К концу семидесятых Кшиштоф Уотерфорд-Вайда был уже настоящей звездой. Настало время харизматичных ученых. Окончательное торжество науки, когда физика сделается новой метафизикой и микробиология, а не философия разрешит наконец великий вопрос, что есть человек, пока не наступило; литературоведение обернулось гламурным ремеслом, и его корифеи, словно бы в семимильных сапогах, переносились с континента на континент, чтобы выступать уже на международной сцене. Дабдаб перемещался по миру, словно гонимый ветром, который ерошил его серебряные, раньше времени поседевшие локоны даже в аудитории, придавая ему сходство с актером Питером Селлерсом в «Чудотворце». Порой восторженные поклонники принимали его за Жака Дерриду, великого француза, но он отмахивался от такой чести с чисто английской самоуничижительной улыбкой, в то время как его польские брови оскорбленно сдвигались к переносице.

Именно в ту эпоху появились на свет две великие индустрии будущего. Индустрии культуры в последующие десятилетия предстояло заменить собой идеологию, обретя приоритет, которым прежде обладала экономика, и извергнуть из себя целую номенклатуру культурных комиссаров, новую породу аппаратчиков, подвизающихся в великих министерствах дефиниций, исключений, переработок и гонений, и диалектику, основанную на новом дуализме защиты и нападения.
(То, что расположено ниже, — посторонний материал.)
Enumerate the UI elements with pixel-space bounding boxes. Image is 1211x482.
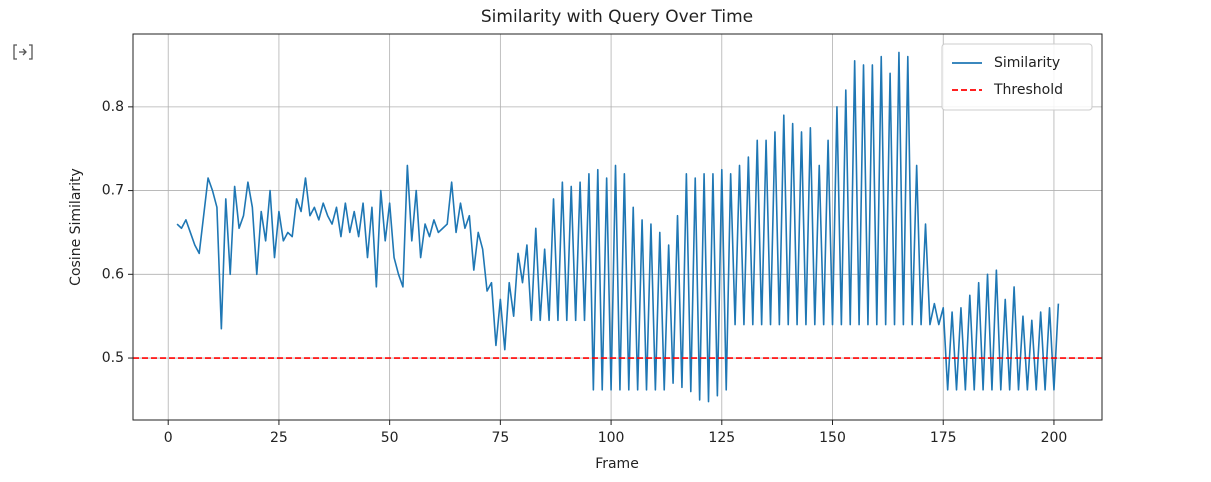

И если культура сделалась новым секуляризмом, то новой религией стала слава, и индустрия – или, лучше сказать, культ – популярности задала значительную работу новому священству, миссию обращения новичков в свою веру, завоевания нового Фронтира, сооружения своих средств доставки из блестящего целлулоида, электронно-лучевых ракет, работающих на продуктах сгорания сплетен и готовых вознести избранных к звездам. И во имя темных нужд новой веры совершались даже человеческие жертвоприношения; вознесенные внезапно и опалившие крылья камнем падали вниз и разбивались насмерть.